As far as "writers' room" goes, there was discussion of consequences at two or three points that I recall:
*At the point where Thurandril came onto the scene, it is likely (though my memory is uncertain) that, as the GM was thinking about how to narrate the result of the failed test, I reminded him of Aedhros's Relationship with Thurandril;
*At the point where Alicia's casting failed, Alicia's player rolled on the Wheel of Magic to determine the results of failure, and we had to interpret the result of a fire effect created nearby: we decided that the out-of-control magic caused the Golden Sow - the vessel on which the two PCs had arrived in Hardby, and still docked in the harbour - to catch fire;
*At the point where my Circles roll failed, we discussed exactly what sort of unsavoury person hostile to Aedhros might turn up when his hope to have a blood-letting necromancer turn up is dashed - it was the GM who decided on Thoth (whose core Belief is "Cometh the corpse, cometh Thoth").
This seems to me to be in the same general ballpark as what
@niklinna has mentioned in the context of the BitD Devil's Bargain - thinking about the PC, and their current circumstance, to identify a suitable consequence for failure. (Though unlike the Devil's Bargain, we are talking about consequences for failed dice rolls.)
But the sequence of events, and the radical change in the direction of play, was not authored in a writers' room.

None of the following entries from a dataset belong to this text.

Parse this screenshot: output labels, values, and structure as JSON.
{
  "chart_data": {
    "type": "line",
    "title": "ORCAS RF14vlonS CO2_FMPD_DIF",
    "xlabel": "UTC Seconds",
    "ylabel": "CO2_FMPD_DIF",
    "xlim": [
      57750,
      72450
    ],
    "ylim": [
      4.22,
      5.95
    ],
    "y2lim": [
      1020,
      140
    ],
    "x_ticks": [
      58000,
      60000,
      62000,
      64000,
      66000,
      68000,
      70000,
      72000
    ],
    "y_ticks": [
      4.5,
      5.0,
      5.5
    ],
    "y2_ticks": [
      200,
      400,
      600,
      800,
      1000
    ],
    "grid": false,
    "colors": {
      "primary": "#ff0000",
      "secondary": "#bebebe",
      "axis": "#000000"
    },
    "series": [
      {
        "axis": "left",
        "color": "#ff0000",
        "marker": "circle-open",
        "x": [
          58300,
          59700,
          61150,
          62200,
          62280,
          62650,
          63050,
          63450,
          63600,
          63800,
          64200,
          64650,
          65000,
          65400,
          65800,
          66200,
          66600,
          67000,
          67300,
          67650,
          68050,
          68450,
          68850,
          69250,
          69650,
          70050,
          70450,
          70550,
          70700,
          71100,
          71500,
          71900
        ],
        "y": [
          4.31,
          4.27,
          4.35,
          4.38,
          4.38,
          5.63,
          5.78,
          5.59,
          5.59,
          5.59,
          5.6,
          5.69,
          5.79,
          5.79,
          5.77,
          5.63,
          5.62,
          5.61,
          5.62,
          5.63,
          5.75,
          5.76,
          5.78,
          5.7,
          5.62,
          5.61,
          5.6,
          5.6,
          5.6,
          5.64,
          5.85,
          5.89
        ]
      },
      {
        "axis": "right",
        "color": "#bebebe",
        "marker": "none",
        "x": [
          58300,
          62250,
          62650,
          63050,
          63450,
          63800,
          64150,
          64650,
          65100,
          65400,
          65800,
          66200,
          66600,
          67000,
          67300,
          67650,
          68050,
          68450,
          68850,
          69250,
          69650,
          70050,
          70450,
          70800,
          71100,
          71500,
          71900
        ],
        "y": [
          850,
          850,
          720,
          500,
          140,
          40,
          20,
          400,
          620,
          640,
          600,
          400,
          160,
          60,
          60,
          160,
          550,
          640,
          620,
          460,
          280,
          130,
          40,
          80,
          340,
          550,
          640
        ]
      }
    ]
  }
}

It was driven by the interplay between (
i) declared actions, and (
ii) mechanical and narrated results, with the narration (
iii) building on both immediate situation and established character elements. No one knew that it was coming.
I think it also illustrates how, in Burning Wheel, even when a character is losing - as Alicia and Aedhros were in what I described - they still remain central to the fiction. It is the Golden Sow - the ship that Aedhros and Alicia were hoping to rob, and that perhaps she might have tried to make her own - that has caught fire. The encounter with Thoth confirms Aedhros's Reputation as
Ill-fated for himself and others, which I had used to add an additional die to my Circles check. Thurandril observing Aedrhos's failure drives home their hostile relationship, and speaks directly to Aedhros's Beliefs that
I will avenge the death of my spouse and that
Thurandril will admit that I am right.
It's more character-based and less setting-based than the Stonetop events, but I still think some underlying similarities are pretty evident. And they seem to me to obviously differ from other ways of establishing and evolving the fiction in RPGing.